Within its duralloy depths was a sufficiency of foods both synthesized and natural, a perfectly maintained atmosphere, various diversions and entertainments, and cool, freshly processed water. Enough water to swim in. Enough water to . . .
Pip had finished eating. For an instant, her slitted eyes flashed more brightly than they had in a while before she once more settled her triangular, iridescent green head back down on his shoulder. Stretching painfully, he resumed his eastward march. By now he would have been grateful for any sign of civilization, AAnn or human. At least before they interrogated him, the reptiloids would give him food and water. He was beginning to fear that he had reached the point where that was as much as he could hope for.
Then the dark ridgeline loomed before him, transformed from distant goal to impending obstacle. At the sight of it, the muscles in his legs protested. Halting at its base, he surveyed the barrier that he had made his immediate destination. It was steeper than it had appeared from a distance, but climbable, and thankfully not too high. Interestingly, the crest was of uniform height. Taking final stock of his surroundings before beginning the ascent, he saw that it ran away to north and south as far as he could see. Certainly, there was no going around it.
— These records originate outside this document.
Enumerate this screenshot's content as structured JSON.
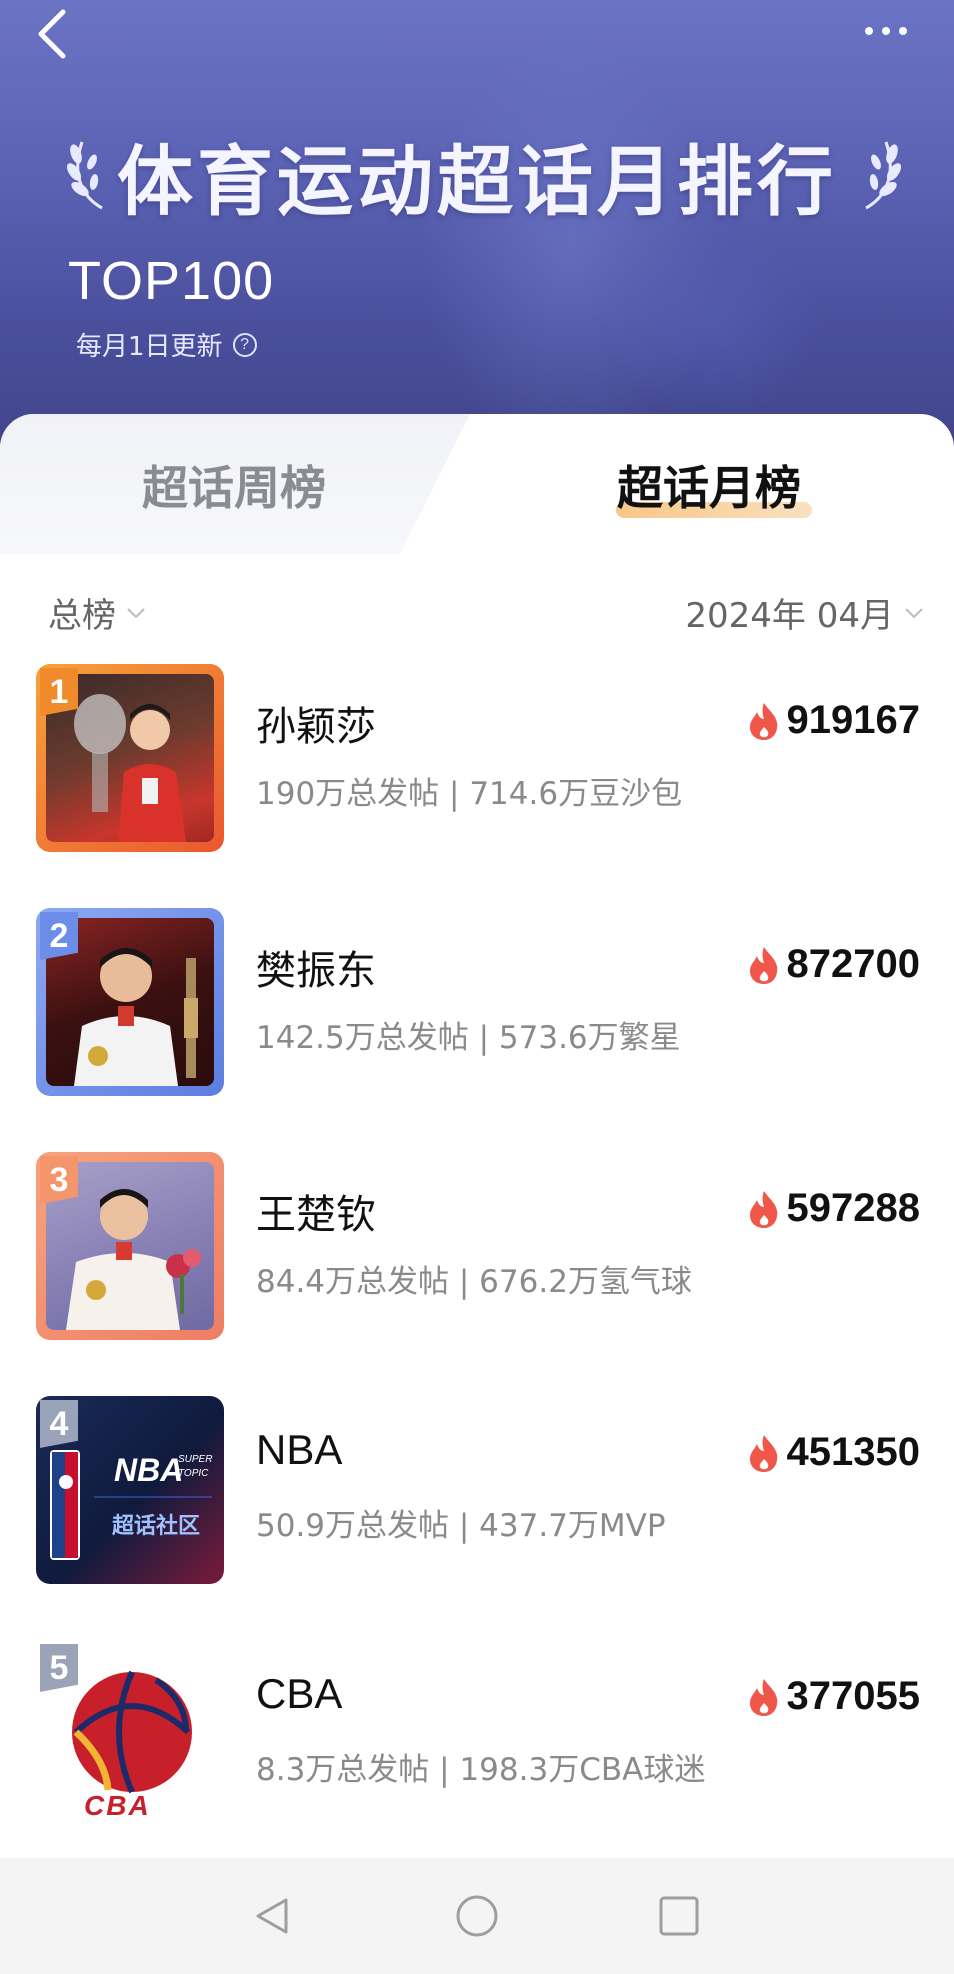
{
  "header": {
    "title": "体育运动超话月排行",
    "subtitle": "TOP100",
    "update_note": "每月1日更新",
    "help_icon": "?"
  },
  "tabs": [
    {
      "label": "超话周榜",
      "active": false
    },
    {
      "label": "超话月榜",
      "active": true
    }
  ],
  "filters": {
    "category": "总榜",
    "period": "2024年 04月"
  },
  "items": [
    {
      "rank": "1",
      "name": "孙颖莎",
      "stats": "190万总发帖 | 714.6万豆沙包",
      "heat": "919167",
      "badge_color": "#f08a2a"
    },
    {
      "rank": "2",
      "name": "樊振东",
      "stats": "142.5万总发帖 | 573.6万繁星",
      "heat": "872700",
      "badge_color": "#6d8ee8"
    },
    {
      "rank": "3",
      "name": "王楚钦",
      "stats": "84.4万总发帖 | 676.2万氢气球",
      "heat": "597288",
      "badge_color": "#f4956b"
    },
    {
      "rank": "4",
      "name": "NBA",
      "stats": "50.9万总发帖 | 437.7万MVP",
      "heat": "451350",
      "badge_color": "#9aa3b8"
    },
    {
      "rank": "5",
      "name": "CBA",
      "stats": "8.3万总发帖 | 198.3万CBA球迷",
      "heat": "377055",
      "badge_color": "#9aa3b8"
    }
  ],
  "thumb_text": {
    "nba_logo": "NBA",
    "nba_super": "SUPER",
    "nba_topic": "TOPIC",
    "nba_community": "超话社区",
    "cba_logo": "CBA"
  },
  "colors": {
    "header": "#5c63b5",
    "flame": "#f0564a",
    "tab_underline": "#f6b96a"
  },
  "icons": {
    "back": "chevron-left-icon",
    "more": "more-dots-icon",
    "heat": "flame-icon",
    "dropdown": "chevron-down-icon",
    "nav_back": "triangle-back-icon",
    "nav_home": "circle-home-icon",
    "nav_recent": "square-recent-icon"
  }
}
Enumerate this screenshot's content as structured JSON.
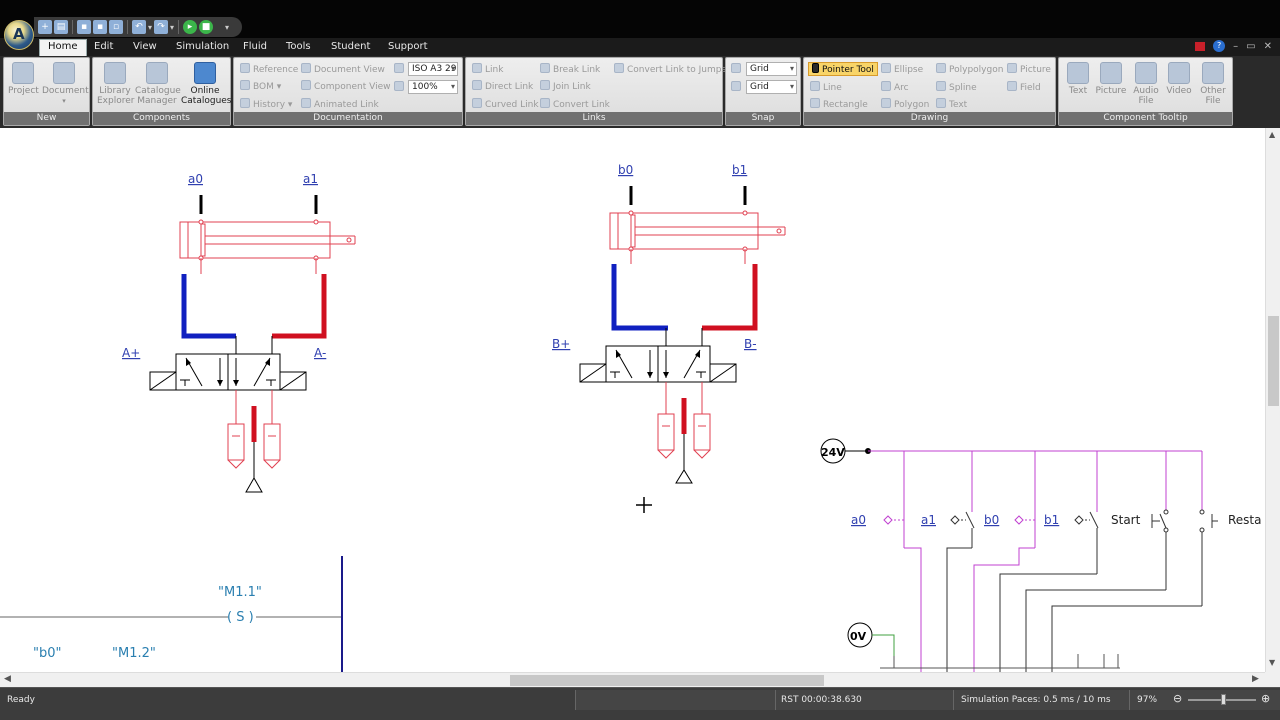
{
  "ribbon_tabs": [
    "Home",
    "Edit",
    "View",
    "Simulation",
    "Fluid",
    "Tools",
    "Student",
    "Support"
  ],
  "groups": {
    "new": {
      "title": "New",
      "project": "Project",
      "document": "Document"
    },
    "components": {
      "title": "Components",
      "library_1": "Library",
      "library_2": "Explorer",
      "catalogue_1": "Catalogue",
      "catalogue_2": "Manager",
      "online_1": "Online",
      "online_2": "Catalogues"
    },
    "documentation": {
      "title": "Documentation",
      "reference": "Reference",
      "bom": "BOM",
      "history": "History",
      "document_view": "Document View",
      "component_view": "Component View",
      "animated_link": "Animated Link",
      "paper_size": "ISO A3 29",
      "zoom": "100%"
    },
    "links": {
      "title": "Links",
      "link": "Link",
      "direct_link": "Direct Link",
      "curved_link": "Curved Link",
      "break_link": "Break Link",
      "join_link": "Join Link",
      "convert_link": "Convert Link",
      "convert_jumps": "Convert Link to Jumps"
    },
    "snap": {
      "title": "Snap",
      "grid_1": "Grid",
      "grid_2": "Grid"
    },
    "drawing": {
      "title": "Drawing",
      "pointer": "Pointer Tool",
      "line": "Line",
      "rectangle": "Rectangle",
      "ellipse": "Ellipse",
      "arc": "Arc",
      "polygon": "Polygon",
      "polypolygon": "Polypolygon",
      "spline": "Spline",
      "text": "Text",
      "picture": "Picture",
      "field": "Field"
    },
    "tooltip": {
      "title": "Component Tooltip",
      "text": "Text",
      "picture": "Picture",
      "audio_1": "Audio",
      "audio_2": "File",
      "video": "Video",
      "other_1": "Other",
      "other_2": "File"
    }
  },
  "circuit": {
    "cyl_a": {
      "left": "a0",
      "right": "a1"
    },
    "cyl_b": {
      "left": "b0",
      "right": "b1"
    },
    "valve_a": {
      "left": "A+",
      "right": "A-"
    },
    "valve_b": {
      "left": "B+",
      "right": "B-"
    },
    "supply": "24V",
    "ground": "0V",
    "contacts": [
      "a0",
      "a1",
      "b0",
      "b1"
    ],
    "start": "Start",
    "restart": "Resta",
    "ladder": {
      "coil_label": "\"M1.1\"",
      "coil": "( S )",
      "contact_1": "\"b0\"",
      "contact_2": "\"M1.2\""
    }
  },
  "status": {
    "ready": "Ready",
    "rst": "RST 00:00:38.630",
    "paces": "Simulation Paces: 0.5 ms / 10 ms",
    "zoom": "97%"
  },
  "colors": {
    "extend": "#1020c0",
    "retract": "#d01020",
    "pneumatic": "#e04050",
    "electric": "#c040d0",
    "link_text": "#3040b0"
  }
}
Moving slowly but with deliberation, his perception dangerously fogged and his reflexes slowed, he approached the base and began to climb. The otherwise slick-surfaced formation was ribbed with knobs and projections that provided excellent foot- and hand-holds. He was halfway to the top when he slipped, scrambled to regain his footing, and in doing so noticed something
that would have greatly excited his interest had he been capable of feeling anything so peripheral to his continued survival as scientific curiosity.
From the time he had begun his long march, he had believed the ridge to be a natural formation made of dark stone. Slathered as it was in sand and grit and gravel, there was no reason to suspect otherwise. Now he saw that where his scrabbling feet had kicked away the adhering granules and accumulated cupric silicates, something black and shiny lay underneath.
Bracing himself against the inward-sloping wall, he used one hand to hold on and the other to brush at the coarse grains. More of the curious ebony slickness appeared beneath his fingers. Running his dirty nails along the now exposed surface, he found that he was unable to scratch it. His survival knife did no better. With only such crude devices at his disposal, he was unable to tell if the slope was metal, ceramic, plastic, some kind of welded fiber, or something even more exotic. Of one thing he was certain: It was unquestionably artificial.
Straightening slightly, leaning away from the wall, he looked along its interminable length first to the north and then to the south. If it was all composed of the same dark, reflective material, it suggested a unified assembly of considerable magnitude. From the air it doubtless resembled the natural scenic ridge he had previously imagined it to be. Who or what had raised it up in this desolate place, and to what purpose, he could not imagine. He was too tired to expend time and energy on lofty speculation. Had this world once been home to a people in need of such structures as long, high walls? Had at one time in its history, ancient wars raged across the surface of a greener but not kinder Pyrassis? As he struggled upward, slipping and grasping, he had time to weigh only the most insignificant of conjectures.